Havia um rapaz com uma camiseta alaranjada-desbotada-encardida, uma bermuda verde musgo, que estava mais para amarronzada e sem sapatos. Seu rosto era magro, fino e só não era amarelo-pálido pois era negro.
Esse rapaz que aparentemente tinha uns vinte e poucos anos, subiu um degrau. Olharam. Outro. Analisaram. Outro. Se espantaram.

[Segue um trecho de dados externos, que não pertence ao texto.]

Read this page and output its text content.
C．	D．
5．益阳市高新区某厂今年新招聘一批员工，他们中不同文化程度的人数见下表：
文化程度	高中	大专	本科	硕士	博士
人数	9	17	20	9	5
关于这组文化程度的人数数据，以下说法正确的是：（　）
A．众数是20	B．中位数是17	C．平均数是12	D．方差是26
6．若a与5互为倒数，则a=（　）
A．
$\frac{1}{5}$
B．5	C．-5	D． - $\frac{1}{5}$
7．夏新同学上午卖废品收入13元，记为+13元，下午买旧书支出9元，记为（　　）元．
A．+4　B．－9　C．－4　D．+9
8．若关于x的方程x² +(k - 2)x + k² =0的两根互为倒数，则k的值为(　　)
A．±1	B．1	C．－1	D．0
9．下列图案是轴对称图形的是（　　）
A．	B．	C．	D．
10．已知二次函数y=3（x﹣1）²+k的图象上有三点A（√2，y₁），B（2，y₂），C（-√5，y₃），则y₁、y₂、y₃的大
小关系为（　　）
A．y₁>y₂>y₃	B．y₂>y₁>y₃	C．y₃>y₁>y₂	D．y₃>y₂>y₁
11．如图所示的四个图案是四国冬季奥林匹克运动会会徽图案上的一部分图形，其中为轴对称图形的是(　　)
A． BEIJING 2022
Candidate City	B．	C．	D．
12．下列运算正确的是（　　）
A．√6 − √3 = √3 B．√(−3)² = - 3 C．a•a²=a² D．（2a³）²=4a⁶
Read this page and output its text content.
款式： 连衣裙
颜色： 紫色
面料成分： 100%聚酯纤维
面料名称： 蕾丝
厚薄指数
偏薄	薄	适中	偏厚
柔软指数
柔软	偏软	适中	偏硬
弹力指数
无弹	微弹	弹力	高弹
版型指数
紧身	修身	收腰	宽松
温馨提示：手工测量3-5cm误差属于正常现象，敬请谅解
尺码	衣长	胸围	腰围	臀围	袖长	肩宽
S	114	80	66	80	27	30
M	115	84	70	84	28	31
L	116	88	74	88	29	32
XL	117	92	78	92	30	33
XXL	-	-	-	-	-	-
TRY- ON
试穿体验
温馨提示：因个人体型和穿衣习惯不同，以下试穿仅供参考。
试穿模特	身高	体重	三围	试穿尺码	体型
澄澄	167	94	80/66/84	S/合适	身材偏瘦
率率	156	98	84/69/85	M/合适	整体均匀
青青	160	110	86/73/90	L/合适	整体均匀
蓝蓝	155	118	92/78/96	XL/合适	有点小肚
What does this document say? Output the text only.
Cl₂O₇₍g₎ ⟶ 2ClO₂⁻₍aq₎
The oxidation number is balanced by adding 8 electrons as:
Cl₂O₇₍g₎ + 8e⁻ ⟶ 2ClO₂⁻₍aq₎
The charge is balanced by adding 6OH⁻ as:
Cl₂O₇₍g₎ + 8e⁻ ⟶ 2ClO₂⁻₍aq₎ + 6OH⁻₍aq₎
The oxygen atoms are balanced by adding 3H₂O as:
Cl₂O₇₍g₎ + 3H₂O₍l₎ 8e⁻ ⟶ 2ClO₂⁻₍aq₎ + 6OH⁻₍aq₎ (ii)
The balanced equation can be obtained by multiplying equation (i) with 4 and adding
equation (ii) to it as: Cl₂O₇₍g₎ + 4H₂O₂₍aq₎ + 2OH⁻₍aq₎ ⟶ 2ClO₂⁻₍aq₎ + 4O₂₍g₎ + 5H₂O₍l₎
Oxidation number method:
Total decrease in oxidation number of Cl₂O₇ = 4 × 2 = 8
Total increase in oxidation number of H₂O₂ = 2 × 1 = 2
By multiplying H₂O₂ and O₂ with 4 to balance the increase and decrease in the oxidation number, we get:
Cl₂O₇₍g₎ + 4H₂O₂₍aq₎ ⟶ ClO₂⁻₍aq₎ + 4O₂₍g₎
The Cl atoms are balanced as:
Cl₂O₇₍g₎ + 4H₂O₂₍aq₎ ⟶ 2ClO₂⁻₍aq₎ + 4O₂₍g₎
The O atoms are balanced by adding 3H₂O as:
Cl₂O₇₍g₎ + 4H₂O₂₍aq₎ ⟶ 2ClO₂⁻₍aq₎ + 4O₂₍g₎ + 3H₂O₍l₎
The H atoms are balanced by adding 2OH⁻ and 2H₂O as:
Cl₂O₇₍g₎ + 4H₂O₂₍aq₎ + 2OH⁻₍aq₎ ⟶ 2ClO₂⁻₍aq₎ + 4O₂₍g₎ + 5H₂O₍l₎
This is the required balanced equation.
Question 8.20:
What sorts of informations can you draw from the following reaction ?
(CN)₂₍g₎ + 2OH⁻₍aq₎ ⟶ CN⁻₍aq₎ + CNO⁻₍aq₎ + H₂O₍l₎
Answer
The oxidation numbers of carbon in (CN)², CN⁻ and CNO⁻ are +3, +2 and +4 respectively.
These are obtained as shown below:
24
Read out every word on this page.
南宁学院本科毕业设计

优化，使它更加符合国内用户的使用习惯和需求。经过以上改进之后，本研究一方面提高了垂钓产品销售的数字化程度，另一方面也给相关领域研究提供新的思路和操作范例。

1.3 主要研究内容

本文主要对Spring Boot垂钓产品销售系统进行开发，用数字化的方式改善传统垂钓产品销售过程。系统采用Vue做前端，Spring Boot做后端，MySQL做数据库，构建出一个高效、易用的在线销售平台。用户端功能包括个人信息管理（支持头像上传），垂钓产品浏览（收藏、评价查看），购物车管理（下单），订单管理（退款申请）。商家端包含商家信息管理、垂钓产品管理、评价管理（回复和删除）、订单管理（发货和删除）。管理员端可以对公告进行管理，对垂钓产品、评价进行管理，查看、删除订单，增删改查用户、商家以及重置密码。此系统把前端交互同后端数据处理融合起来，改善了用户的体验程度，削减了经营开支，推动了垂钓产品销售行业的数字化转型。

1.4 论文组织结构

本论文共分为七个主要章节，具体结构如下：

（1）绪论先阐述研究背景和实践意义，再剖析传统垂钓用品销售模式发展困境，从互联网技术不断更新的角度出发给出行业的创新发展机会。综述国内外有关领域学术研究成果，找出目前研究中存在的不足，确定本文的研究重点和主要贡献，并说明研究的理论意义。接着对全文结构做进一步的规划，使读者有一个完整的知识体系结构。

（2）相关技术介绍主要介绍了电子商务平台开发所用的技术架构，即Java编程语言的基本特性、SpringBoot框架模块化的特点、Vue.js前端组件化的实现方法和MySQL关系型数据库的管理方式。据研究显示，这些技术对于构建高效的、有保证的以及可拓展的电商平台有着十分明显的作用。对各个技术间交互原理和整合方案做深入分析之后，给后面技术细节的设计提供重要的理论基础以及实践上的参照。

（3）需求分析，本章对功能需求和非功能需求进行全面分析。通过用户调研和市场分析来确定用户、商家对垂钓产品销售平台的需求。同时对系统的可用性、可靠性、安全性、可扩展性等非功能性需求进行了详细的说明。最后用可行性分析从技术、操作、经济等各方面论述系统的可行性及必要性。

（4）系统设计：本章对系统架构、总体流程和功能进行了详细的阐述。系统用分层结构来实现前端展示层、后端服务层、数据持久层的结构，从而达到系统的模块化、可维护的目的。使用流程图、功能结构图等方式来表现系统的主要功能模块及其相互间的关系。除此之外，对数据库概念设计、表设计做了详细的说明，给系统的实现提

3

O motorista não andou. Parou, exigiu que descesse e as pessoas também.
Elas estavam indignadas.
O policial se levantou. Empurrou-o, gritou e ordenou que descesse imediatamente.
“Desceu”
E eu?
Não pude fazer nada, paralisei.
Só pude olhar para trás e ver aquele frágil corpo se reerguendo da queda.
A queda era a realidade.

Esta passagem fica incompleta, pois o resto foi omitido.